Southeast Asian Countries and Japan Discuss Future Climate Regime

Keywords: Climate Change Government 

The Institute for Global Environmental Strategies (IGES), a Japanese research institute, held a consultation meeting with Southeast Asian countries in Bangkok, Thailand, on July 19 and 20, 2006. The purpose of this meeting was to exchange views on a new climate regime after the first commitment period (2008-2012) of the Kyoto Protocol. The meeting was organized as part of IGES's fiscal 2006 project commissioned by the Japanese Ministry of the Environment, and co-sponsored by the United Nations Economic and Social Commission for Asia and the Pacific (UNESCAP).

A total of 70 people from Southeast Asian countries, Japan and UN agencies participated in the meeting and had a lively discussion about an international climate regime beyond 2012. They focused on four major topics: industrial development and energy security, technology development and transfer, the Clean Development Mechanism (CDM), and adaptation to climate change.

Concerning "industrial development and energy security," participants exchanged their opinions, given the situation in Asian countries where there is a large population of poor people despite rapid economic growth. They stated that it is necessary to integrate energy issues and poverty measures into climate policies, and also to make better use of renewable energy and energy-saving technologies that are available in individual counties. As for "technology development and transfer," participants pointed out the need for further development of technologies and their transfer to developing countries. Additionally, they indicated the necessity of spreading technologies within the developing countries.

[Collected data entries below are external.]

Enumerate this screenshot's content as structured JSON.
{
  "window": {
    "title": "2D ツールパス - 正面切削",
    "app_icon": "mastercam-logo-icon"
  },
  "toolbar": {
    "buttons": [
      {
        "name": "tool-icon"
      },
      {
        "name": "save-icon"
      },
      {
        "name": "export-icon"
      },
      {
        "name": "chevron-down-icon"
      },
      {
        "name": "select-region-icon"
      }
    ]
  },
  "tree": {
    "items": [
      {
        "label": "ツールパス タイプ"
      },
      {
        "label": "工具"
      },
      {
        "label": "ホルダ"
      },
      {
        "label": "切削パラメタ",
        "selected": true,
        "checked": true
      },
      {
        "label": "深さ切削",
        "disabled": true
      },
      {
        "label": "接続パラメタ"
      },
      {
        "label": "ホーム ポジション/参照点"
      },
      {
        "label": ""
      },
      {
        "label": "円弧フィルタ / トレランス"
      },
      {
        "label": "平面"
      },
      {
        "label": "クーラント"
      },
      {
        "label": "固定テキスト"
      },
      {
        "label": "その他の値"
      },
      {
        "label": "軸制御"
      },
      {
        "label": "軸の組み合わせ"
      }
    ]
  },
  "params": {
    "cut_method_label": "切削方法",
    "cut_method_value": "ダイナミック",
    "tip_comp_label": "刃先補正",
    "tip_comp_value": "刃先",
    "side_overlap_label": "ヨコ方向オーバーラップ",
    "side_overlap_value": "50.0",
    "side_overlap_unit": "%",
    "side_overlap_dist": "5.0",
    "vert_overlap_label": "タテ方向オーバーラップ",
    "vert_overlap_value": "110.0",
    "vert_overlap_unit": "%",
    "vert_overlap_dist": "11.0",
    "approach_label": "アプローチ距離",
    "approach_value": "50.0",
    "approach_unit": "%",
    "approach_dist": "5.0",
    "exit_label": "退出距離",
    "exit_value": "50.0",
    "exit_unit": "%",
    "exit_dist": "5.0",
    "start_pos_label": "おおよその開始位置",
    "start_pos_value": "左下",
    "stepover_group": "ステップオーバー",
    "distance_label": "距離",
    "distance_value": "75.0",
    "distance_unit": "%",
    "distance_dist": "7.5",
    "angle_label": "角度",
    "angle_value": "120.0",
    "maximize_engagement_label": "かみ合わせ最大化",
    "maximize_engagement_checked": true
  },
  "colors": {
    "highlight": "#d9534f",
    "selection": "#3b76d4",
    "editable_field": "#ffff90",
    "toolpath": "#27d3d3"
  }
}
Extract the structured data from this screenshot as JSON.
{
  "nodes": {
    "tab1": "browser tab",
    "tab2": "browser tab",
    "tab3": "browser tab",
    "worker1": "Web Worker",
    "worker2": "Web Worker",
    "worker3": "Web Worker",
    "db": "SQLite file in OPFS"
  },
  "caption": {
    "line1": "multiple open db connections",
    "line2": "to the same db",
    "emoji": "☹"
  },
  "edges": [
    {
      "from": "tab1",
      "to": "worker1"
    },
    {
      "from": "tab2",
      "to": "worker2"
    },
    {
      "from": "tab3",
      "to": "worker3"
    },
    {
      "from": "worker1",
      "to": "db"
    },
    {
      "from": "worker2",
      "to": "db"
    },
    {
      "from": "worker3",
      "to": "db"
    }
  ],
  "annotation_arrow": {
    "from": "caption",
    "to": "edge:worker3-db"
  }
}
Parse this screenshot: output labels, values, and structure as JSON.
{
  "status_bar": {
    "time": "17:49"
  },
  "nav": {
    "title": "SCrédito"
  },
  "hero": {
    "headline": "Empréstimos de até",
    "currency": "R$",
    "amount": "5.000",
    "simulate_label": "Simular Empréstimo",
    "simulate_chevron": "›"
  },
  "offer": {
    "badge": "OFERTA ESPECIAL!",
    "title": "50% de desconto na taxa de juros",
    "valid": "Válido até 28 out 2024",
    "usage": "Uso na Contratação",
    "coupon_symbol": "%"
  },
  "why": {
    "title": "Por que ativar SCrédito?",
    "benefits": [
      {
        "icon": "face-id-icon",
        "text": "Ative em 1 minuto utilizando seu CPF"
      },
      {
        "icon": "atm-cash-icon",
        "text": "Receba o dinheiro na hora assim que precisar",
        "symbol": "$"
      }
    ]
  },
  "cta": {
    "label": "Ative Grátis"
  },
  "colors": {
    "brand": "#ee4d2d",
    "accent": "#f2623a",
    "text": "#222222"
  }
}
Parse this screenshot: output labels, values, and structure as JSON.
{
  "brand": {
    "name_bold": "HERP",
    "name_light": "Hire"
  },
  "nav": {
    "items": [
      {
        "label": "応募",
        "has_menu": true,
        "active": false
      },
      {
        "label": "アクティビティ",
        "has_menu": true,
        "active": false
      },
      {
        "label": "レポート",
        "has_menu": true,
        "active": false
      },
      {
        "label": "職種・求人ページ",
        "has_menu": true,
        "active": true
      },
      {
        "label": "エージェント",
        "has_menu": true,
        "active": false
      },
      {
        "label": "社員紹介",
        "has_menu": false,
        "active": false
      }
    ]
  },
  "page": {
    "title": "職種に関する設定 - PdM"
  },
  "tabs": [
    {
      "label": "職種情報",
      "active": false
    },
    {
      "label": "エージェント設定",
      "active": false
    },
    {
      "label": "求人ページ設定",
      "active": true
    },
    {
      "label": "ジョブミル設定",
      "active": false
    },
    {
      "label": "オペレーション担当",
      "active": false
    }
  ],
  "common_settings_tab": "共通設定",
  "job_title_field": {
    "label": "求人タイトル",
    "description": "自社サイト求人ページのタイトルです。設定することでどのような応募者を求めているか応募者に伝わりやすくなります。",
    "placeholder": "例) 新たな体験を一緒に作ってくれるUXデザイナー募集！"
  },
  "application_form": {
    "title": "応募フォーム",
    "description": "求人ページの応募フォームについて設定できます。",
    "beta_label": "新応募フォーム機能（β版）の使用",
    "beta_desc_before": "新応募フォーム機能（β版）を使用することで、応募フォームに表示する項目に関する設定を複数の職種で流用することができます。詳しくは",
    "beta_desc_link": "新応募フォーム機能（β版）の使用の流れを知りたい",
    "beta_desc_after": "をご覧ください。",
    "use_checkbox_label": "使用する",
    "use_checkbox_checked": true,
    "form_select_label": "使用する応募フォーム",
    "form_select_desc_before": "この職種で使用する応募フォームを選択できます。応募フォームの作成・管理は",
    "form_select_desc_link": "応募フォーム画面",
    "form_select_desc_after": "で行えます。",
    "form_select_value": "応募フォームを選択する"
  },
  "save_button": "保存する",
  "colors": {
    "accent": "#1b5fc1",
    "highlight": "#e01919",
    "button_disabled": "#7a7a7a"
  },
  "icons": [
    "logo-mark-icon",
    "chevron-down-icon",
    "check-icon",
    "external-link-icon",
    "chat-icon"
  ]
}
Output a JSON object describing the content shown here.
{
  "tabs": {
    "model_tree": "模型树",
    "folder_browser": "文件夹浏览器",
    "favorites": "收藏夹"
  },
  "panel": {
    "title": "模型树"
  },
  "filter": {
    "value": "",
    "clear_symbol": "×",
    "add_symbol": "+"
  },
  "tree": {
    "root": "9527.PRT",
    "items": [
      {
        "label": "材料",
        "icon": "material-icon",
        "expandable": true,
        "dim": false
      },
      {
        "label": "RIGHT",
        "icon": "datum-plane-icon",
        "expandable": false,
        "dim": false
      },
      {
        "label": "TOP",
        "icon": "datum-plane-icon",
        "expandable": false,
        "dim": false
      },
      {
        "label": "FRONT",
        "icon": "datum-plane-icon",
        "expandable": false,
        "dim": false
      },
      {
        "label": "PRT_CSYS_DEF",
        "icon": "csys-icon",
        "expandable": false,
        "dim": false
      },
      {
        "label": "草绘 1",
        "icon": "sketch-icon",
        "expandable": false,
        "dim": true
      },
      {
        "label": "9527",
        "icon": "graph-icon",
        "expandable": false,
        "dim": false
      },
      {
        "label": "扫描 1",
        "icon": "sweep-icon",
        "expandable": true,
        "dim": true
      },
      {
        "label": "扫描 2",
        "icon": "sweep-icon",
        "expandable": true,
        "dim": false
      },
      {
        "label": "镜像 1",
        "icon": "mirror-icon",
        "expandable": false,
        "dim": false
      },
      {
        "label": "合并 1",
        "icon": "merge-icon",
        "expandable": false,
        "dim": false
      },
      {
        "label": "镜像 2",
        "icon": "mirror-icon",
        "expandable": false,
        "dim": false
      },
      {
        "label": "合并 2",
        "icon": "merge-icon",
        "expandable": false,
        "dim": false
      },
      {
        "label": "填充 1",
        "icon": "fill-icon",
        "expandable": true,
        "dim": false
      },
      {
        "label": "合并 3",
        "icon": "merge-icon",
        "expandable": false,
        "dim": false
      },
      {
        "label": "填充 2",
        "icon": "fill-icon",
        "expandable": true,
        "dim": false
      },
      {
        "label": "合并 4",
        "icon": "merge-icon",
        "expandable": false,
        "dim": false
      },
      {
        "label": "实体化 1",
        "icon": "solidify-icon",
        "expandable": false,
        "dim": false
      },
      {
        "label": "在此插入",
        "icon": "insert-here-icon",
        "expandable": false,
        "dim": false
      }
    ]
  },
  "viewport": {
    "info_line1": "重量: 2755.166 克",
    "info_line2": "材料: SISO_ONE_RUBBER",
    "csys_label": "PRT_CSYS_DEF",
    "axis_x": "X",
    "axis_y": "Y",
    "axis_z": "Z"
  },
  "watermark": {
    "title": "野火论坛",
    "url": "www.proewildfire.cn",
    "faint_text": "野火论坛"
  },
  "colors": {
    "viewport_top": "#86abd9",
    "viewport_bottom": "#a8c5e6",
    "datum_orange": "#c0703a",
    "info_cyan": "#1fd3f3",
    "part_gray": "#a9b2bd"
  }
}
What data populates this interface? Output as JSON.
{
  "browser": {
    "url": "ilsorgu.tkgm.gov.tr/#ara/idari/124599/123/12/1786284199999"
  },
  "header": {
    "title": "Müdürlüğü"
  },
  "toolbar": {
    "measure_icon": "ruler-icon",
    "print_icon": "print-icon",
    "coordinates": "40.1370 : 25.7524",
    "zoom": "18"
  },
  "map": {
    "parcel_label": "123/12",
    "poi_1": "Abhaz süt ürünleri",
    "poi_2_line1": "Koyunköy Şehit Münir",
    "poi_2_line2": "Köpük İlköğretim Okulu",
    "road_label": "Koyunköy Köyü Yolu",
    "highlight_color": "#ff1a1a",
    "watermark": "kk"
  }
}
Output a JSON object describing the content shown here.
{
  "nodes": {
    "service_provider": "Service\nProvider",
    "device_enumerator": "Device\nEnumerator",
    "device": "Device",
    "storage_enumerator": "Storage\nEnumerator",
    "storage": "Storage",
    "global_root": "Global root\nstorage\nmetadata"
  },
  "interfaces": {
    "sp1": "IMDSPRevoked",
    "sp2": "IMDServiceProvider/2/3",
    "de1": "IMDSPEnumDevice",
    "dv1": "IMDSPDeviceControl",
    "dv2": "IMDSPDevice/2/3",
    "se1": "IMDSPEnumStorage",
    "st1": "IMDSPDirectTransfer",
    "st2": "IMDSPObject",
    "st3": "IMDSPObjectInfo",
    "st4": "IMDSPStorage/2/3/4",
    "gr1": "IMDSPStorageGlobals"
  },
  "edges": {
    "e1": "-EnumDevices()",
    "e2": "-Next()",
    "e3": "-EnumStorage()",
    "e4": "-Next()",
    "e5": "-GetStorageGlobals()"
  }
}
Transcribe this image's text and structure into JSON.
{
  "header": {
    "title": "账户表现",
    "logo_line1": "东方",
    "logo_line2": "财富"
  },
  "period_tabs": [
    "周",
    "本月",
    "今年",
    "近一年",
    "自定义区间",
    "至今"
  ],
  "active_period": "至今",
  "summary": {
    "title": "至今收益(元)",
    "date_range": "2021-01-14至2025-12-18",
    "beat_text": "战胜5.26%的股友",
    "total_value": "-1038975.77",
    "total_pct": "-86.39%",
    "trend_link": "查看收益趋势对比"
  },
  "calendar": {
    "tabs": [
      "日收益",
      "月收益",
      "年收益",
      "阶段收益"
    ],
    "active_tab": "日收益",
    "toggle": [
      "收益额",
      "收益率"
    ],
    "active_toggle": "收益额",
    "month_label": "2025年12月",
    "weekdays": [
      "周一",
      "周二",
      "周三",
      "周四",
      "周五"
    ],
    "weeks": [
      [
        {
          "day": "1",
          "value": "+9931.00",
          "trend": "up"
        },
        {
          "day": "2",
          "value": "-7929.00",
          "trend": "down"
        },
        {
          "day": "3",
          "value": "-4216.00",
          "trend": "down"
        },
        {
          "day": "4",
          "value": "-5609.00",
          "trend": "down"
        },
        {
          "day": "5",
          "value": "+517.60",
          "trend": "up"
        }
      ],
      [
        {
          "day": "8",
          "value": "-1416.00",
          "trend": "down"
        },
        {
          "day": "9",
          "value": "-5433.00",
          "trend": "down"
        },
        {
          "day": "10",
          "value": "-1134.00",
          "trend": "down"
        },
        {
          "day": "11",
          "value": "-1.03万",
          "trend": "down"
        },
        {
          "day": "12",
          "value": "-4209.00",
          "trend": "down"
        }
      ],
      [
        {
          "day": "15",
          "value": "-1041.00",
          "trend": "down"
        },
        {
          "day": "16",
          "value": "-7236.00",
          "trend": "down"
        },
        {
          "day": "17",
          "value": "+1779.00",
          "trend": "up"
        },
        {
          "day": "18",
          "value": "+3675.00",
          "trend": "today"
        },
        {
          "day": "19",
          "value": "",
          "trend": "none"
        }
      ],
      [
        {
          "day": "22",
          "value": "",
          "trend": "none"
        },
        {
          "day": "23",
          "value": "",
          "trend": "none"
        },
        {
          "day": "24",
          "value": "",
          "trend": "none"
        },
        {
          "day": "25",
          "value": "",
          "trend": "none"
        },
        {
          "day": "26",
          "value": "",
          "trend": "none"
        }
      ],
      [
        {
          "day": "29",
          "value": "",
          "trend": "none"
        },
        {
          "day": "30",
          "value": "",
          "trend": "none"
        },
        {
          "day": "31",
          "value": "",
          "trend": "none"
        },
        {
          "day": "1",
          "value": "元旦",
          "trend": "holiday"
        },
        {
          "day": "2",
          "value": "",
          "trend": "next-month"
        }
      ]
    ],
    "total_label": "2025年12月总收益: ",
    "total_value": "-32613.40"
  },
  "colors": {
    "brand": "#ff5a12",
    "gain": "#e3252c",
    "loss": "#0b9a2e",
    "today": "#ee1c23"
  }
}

Regarding the CDM, participants said that a longer commitment period be should established after the first one ends in 2012, and that CDM procedures should be made simpler and more flexible to promote the implementation of CDM projects in least-developed countries. As for "adaptation to climate change," they stressed the importance of taking immediate action, considering the increasing number of natural disasters caused by climate change in Southeast Asia.